INVESTING IN INFRASTRUCTURE
According to Porozni, the TPP highlights the importance of continued investment in infrastructure for trade, especially when demand for Canadian exports is expected to rise when the TPP agreement comes into force. Canadian agricultural products need to be shipped across tremendous stretches of land and water to reach their final destinations. This process is only sustainable if there is enough shipping capacity to ensure exports reach their international buyers in the right quantity and on time. Unfortunately, this is not always the case. The railway system has already been under scrutiny in recent years for not being able to keep up with the high demand for grain shipping, a situation that could get worse if demand increases even further.

“Because we’re so heavily reliant on exports, we have to make sure we continue to lobby the railways to make sure that they can deliver our products, our commodities, on time to the West Coast,” Porozni said. “If you’re going to increase your production by two to three per cent on average, we need the infrastructure to make sure we can meet those demands.”

Otto said he’s not worried about the railways and other export infrastructure, because if there’s a market for it, businesses will pick up the slack. “As we increase our market share and demand for export facilities is needed, the free market system adapts to that,” Otto said. “If the business is there, of course the grain companies are going to build something to handle that business. That’s how they make money.”

NEXT STEPS FOR THE TPP
The TPP currently has 12 member countries, but that could change down the road if others are admitted into its ranks. Not only would this give Canada access to additional markets, but also, as a founding member, Canada would have tremendous leverage over any late entrants.
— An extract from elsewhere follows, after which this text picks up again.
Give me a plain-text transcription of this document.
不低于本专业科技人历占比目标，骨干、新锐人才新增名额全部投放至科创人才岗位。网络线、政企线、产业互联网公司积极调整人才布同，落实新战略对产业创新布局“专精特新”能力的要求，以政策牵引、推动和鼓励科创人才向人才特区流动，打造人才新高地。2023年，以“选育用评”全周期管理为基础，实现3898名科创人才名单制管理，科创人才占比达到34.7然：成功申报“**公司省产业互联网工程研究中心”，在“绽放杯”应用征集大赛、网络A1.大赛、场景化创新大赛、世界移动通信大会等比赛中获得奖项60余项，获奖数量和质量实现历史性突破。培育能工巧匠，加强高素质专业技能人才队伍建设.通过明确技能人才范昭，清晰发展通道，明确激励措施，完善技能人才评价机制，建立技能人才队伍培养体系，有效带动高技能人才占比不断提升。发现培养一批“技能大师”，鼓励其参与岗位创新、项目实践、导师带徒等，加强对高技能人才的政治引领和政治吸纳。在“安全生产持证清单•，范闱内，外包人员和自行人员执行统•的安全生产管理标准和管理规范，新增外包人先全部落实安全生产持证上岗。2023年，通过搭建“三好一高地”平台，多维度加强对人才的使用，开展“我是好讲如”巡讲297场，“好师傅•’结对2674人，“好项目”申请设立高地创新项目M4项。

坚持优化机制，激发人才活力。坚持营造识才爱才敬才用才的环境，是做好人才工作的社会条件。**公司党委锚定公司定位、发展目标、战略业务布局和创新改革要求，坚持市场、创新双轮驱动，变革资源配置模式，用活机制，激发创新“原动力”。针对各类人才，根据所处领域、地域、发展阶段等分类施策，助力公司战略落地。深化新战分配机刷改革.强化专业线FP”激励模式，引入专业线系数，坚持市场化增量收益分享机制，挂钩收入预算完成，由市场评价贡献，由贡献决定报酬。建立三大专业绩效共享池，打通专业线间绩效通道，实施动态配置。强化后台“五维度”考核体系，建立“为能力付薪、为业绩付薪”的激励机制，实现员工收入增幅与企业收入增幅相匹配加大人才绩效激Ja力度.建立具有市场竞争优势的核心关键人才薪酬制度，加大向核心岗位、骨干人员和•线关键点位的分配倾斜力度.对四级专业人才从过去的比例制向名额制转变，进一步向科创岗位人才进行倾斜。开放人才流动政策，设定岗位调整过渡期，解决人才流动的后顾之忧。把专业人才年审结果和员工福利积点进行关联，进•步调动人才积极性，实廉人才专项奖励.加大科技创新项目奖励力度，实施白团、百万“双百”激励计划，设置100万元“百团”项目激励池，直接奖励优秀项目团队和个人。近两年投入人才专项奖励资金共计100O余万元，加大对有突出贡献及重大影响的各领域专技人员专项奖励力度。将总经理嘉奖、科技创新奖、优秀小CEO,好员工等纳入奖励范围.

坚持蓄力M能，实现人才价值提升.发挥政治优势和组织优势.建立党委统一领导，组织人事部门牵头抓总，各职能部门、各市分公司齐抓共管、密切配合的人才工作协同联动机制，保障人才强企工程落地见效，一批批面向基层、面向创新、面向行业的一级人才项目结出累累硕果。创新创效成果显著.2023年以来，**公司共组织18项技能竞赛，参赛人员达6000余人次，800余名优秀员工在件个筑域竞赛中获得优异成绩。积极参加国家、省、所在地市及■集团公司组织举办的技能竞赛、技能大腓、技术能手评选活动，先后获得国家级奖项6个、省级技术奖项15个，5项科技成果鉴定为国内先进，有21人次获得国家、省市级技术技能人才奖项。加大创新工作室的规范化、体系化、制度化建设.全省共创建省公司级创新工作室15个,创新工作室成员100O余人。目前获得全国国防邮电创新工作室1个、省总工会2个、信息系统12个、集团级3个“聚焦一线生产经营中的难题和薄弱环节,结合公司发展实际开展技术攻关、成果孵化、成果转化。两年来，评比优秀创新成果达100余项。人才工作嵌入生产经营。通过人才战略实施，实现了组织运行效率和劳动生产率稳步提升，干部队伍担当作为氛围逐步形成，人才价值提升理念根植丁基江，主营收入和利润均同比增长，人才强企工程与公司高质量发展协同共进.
“If we’re in right from the beginning, it gives us an opportunity to negotiate the terms of entry for potential future entrants,” Citeau said, adding that countries like South Korea, Taiwan, the Philippines and Thailand have all expressed interest in joining the TPP.

Before any talk of adding countries to the agreement gets off the ground, the complete text of the deal will have to be ratified by each member country. This process could take years to complete.

“The expectation at this point is that it could be in place by January 2017,” Mussell said. “The new government is going to want to address this relatively quickly.”

During the 2015 federal election campaign, there were worries that a new government could derail the TPP agreement, especially if Thomas Mulcair’s NDP rose to power after campaigning on an anti-TPP platform. The Liberal government is in favour of free trade, but Prime Minister Justin Trudeau will need to further review the specifics of the agreement, which became public in November, before any formal decision is made.

Even though the agreement has yet to be ratified, Otto is confident that Canada’s participation in the TPP is not in question. “Certainly, we’ll have to wait and see how the new government perceives this agreement,” he said. “But we have a commitment to it right now and I think at the end of the day Canada will be part of the TPP.”